The virus was isolated from three sewage samples collected between December 4 and 13 from Peshawar, two from Hyderabad, two from Karachi East, and one sample each from Karachi Central, Karachi Keamari, Karachi West, Sukkur, Quetta, Kohat and Islamabad, the Regional Reference Lab for Polio Eradication at NIH has notified.

All samples belonged to the imported virus cluster, bringing the number of positive environmental samples this year to 112, said Federal Minister for Health Dr Nadeem Jan.

“This year we have seen multiple detections of this imported virus, which highlights how cross-border transmission of the virus remains a great threat to children everywhere,” he said, adding that parents should understand the risk of poliovirus infection and ensure that their children receive multiple doses of the oral polio vaccine.

Dr Shahzad Baig, Coordinator of the National Emergency Operations Center for Polio Eradication, said the Polio Programme is well prepared to respond to virus detection anywhere in the country and has held multiple vaccination campaigns this year to ensure that children are protected from this disease.

“We have multiple campaigns planned for the coming year and will strategize to find any children that might have missed vaccination and boost their immunity,” he added.

Note for the Editor:

Polio is a highly infectious disease caused by poliovirus mainly affecting children under the age of five years. It invades the nervous system and can cause paralysis or even death.
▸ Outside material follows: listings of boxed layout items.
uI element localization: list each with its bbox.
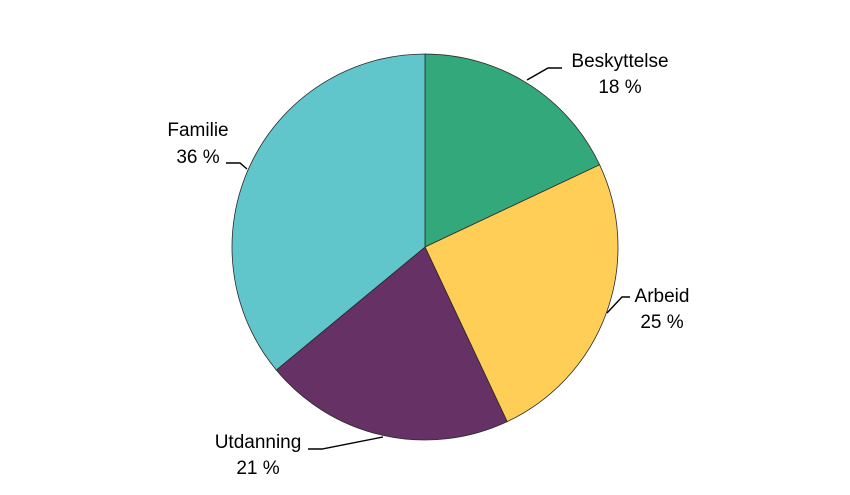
leader-line-utdanning (308, 436, 384, 450)
slice-label-utdanning: Utdanning (215, 432, 302, 453)
pie-slice-utdanning (275, 246, 508, 441)
pie-slice-beskyttelse (424, 53, 601, 248)
leader-line-beskyttelse (526, 67, 562, 81)
slice-label-beskyttelse: Beskyttelse (571, 51, 668, 72)
leader-line-familie (226, 162, 248, 170)
slice-label-arbeid: Arbeid (635, 286, 690, 307)
slice-value-label-familie: 36 % (176, 147, 219, 168)
leader-line-arbeid (606, 296, 630, 314)
pie-slice-arbeid (424, 164, 619, 423)
slice-value-label-arbeid: 25 % (640, 312, 683, 333)
pie-slice-familie (231, 53, 426, 371)
slice-value-label-utdanning: 21 % (236, 458, 279, 479)
slice-value-label-beskyttelse: 18 % (598, 77, 641, 98)
slice-label-familie: Familie (167, 120, 228, 141)
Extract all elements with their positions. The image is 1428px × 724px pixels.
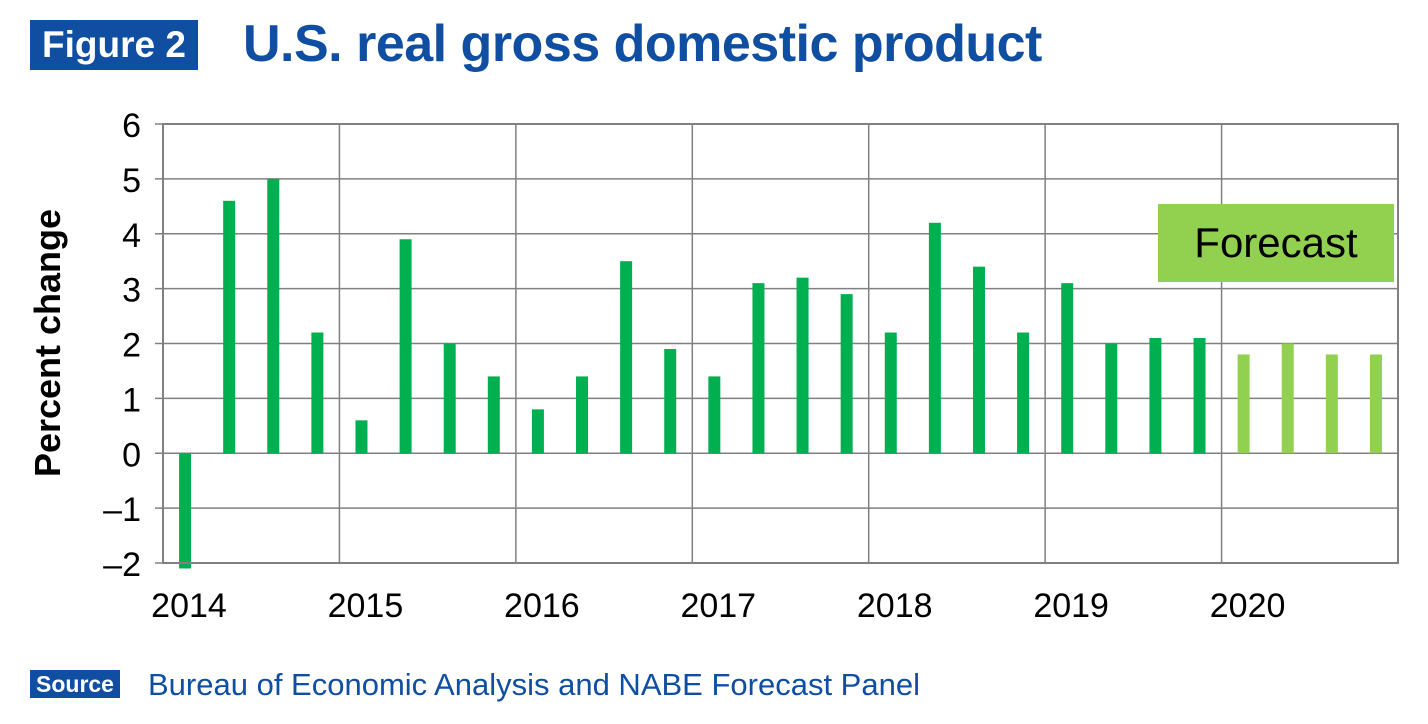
y-tick-label: 6 — [122, 107, 141, 145]
x-tick-label: 2020 — [1210, 587, 1286, 625]
x-tick-label: 2014 — [151, 587, 227, 625]
y-tick-label: 5 — [122, 162, 141, 200]
figure-label: Figure 2 — [30, 20, 198, 70]
bar — [796, 277, 809, 454]
bar — [267, 178, 280, 454]
bar — [1105, 343, 1118, 454]
bar — [1061, 283, 1074, 454]
y-tick-label: 1 — [122, 381, 141, 419]
y-tick-labels: –2 –1 0 1 2 3 4 5 6 — [103, 107, 141, 584]
y-tick-label: 0 — [122, 436, 141, 474]
bar — [531, 409, 544, 454]
axes — [155, 123, 1399, 564]
bar — [664, 348, 677, 454]
chart-title: U.S. real gross domestic product — [243, 15, 1042, 73]
bar — [928, 222, 941, 454]
bar — [179, 453, 192, 569]
bar — [1149, 338, 1162, 454]
x-tick-label: 2015 — [328, 587, 404, 625]
bar — [311, 332, 324, 454]
forecast-annotation: Forecast — [1158, 204, 1394, 282]
bar — [752, 283, 765, 454]
plot-frame — [162, 123, 1399, 564]
bar — [355, 420, 368, 454]
forecast-box — [1158, 204, 1394, 282]
forecast-bar — [1369, 354, 1382, 454]
y-tick-label: 2 — [122, 327, 141, 365]
bars — [179, 178, 1382, 569]
y-tick-label: 3 — [122, 272, 141, 310]
x-tick-label: 2017 — [680, 587, 756, 625]
bar — [972, 266, 985, 454]
bar — [443, 343, 456, 454]
x-tick-label: 2016 — [504, 587, 580, 625]
forecast-bar — [1325, 354, 1338, 454]
y-tick-label: 4 — [122, 217, 141, 255]
forecast-bar — [1237, 354, 1250, 454]
bar — [708, 376, 721, 454]
bar — [576, 376, 589, 454]
bar — [884, 332, 897, 454]
bar — [1193, 338, 1206, 454]
source-label: Source — [30, 670, 120, 698]
grid — [163, 123, 1398, 564]
bar — [399, 239, 412, 454]
source-text: Bureau of Economic Analysis and NABE For… — [148, 667, 920, 702]
forecast-bar — [1281, 343, 1294, 454]
y-tick-label: –2 — [103, 546, 141, 584]
x-tick-label: 2018 — [857, 587, 933, 625]
y-axis-label: Percent change — [27, 209, 68, 477]
y-tick-label: –1 — [103, 491, 141, 529]
forecast-label: Forecast — [1194, 219, 1358, 266]
bar — [223, 200, 236, 454]
bar — [1017, 332, 1030, 454]
x-tick-labels: 2014 2015 2016 2017 2018 2019 2020 — [151, 587, 1285, 625]
x-tick-label: 2019 — [1033, 587, 1109, 625]
bar — [840, 294, 853, 454]
bar — [620, 261, 633, 454]
bar — [487, 376, 500, 454]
While there is no cure for polio, vaccination is the most effective way to protect children from this crippling disease. Each time a child under the age of five is vaccinated, their protection against the virus is increased. Repeated immunisations have protected millions of children from polio, allowing almost all countries in the world to become polio-free, except for the two endemic countries of Pakistan and Afghanistan.